You might like: Starling Bank and CreditLadder Team Up to Help First-Time Buyers
Can I pay into a Help to Buy and Lifetime ISA?
You can have both a Help to Buy ISA and a LISA, but you are only able to use the bonus from ONE of them to buy a home.
If you use the 25% bonus from the LISA to buy your first property, you won’t get the Help to Buy ISA bonus, but you can still use the funds within the account plus the interest that it has earned.
If you use the Help to Buy ISA bonus (which is also 25%), you’d have to pay a penalty to use any savings in your LISA towards a property, but you would still be able to use it freely for retirement.
If you want to work out how much your Lifetime ISA will be worth after a certain amount of time, you can do so using a Lifetime ISA calculator.

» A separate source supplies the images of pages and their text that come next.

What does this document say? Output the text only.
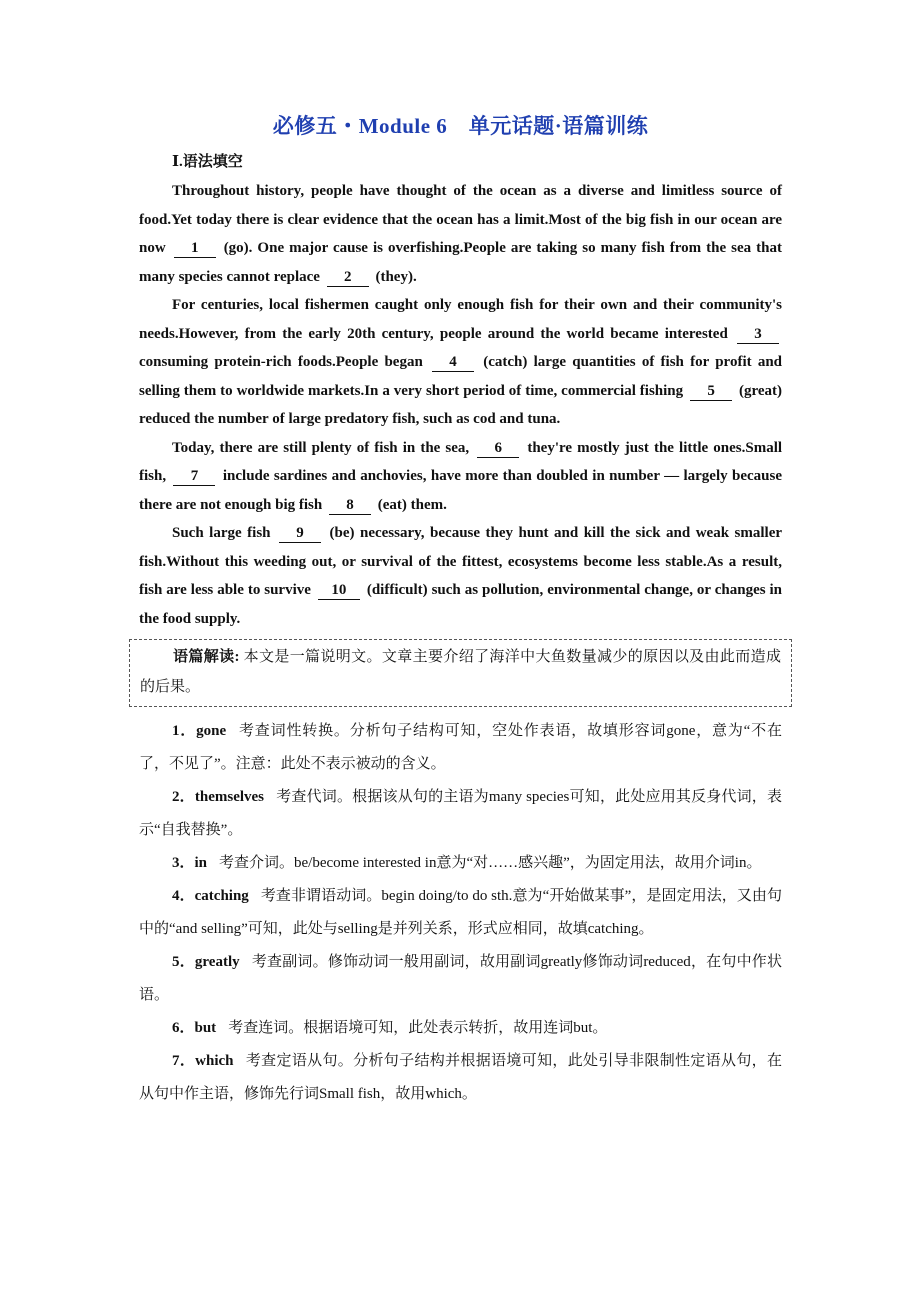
必修五・Module 6　单元话题·语篇训练
Ⅰ.语法填空

Throughout history, people have thought of the ocean as a diverse and limitless source of food.Yet today there is clear evidence that the ocean has a limit.Most of the big fish in our ocean are now 1 (go). One major cause is overfishing.People are taking so many fish from the sea that many species cannot replace 2 (they).

For centuries, local fishermen caught only enough fish for their own and their community's needs.However, from the early 20th century, people around the world became interested 3 consuming protein-rich foods.People began 4 (catch) large quantities of fish for profit and selling them to worldwide markets.In a very short period of time, commercial fishing 5 (great) reduced the number of large predatory fish, such as cod and tuna.

Today, there are still plenty of fish in the sea, 6 they're mostly just the little ones.Small fish, 7 include sardines and anchovies, have more than doubled in number — largely because there are not enough big fish 8 (eat) them.

Such large fish 9 (be) necessary, because they hunt and kill the sick and weak smaller fish.Without this weeding out, or survival of the fittest, ecosystems become less stable.As a result, fish are less able to survive 10 (difficult) such as pollution, environmental change, or changes in the food supply.

语篇解读: 本文是一篇说明文。文章主要介绍了海洋中大鱼数量减少的原因以及由此而造成的后果。

1．gone 考查词性转换。分析句子结构可知，空处作表语，故填形容词gone，意为“不在了，不见了”。注意：此处不表示被动的含义。

2．themselves 考查代词。根据该从句的主语为many species可知，此处应用其反身代词，表示“自我替换”。

3．in 考查介词。be/become interested in意为“对……感兴趣”，为固定用法，故用介词in。

4．catching 考查非谓语动词。begin doing/to do sth.意为“开始做某事”，是固定用法，又由句中的“and selling”可知，此处与selling是并列关系，形式应相同，故填catching。

5．greatly 考查副词。修饰动词一般用副词，故用副词greatly修饰动词reduced，在句中作状语。

6．but 考查连词。根据语境可知，此处表示转折，故用连词but。

7．which 考查定语从句。分析句子结构并根据语境可知，此处引导非限制性定语从句，在从句中作主语，修饰先行词Small fish，故用which。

It can be done within a matter of minutes; you simply need to answer some straightforward questions, including:
- How old are you?
- What are you saving towards?
- How often do you want to save?
- When do you want to buy your first home/retire?
Getting the best Lifetime ISA
A large proportion of high-street banks (including Barclays, Nationwide and NatWest) do not offer LISAs and you will need to do some research of your own to find out which Lifetime ISA provider best suits you.
While there aren’t hundreds upon hundreds of providers offering LISAs, there are still a range of options available and they all vary considerably, so it’s important that you shop around before making a decision.
A Lifetime ISA can be a highly advantageous way of saving for a first-home in particular, so if you fit the requirements and your circumstances mean that it suits you, we highly recommend that you look into it and consider opening an account.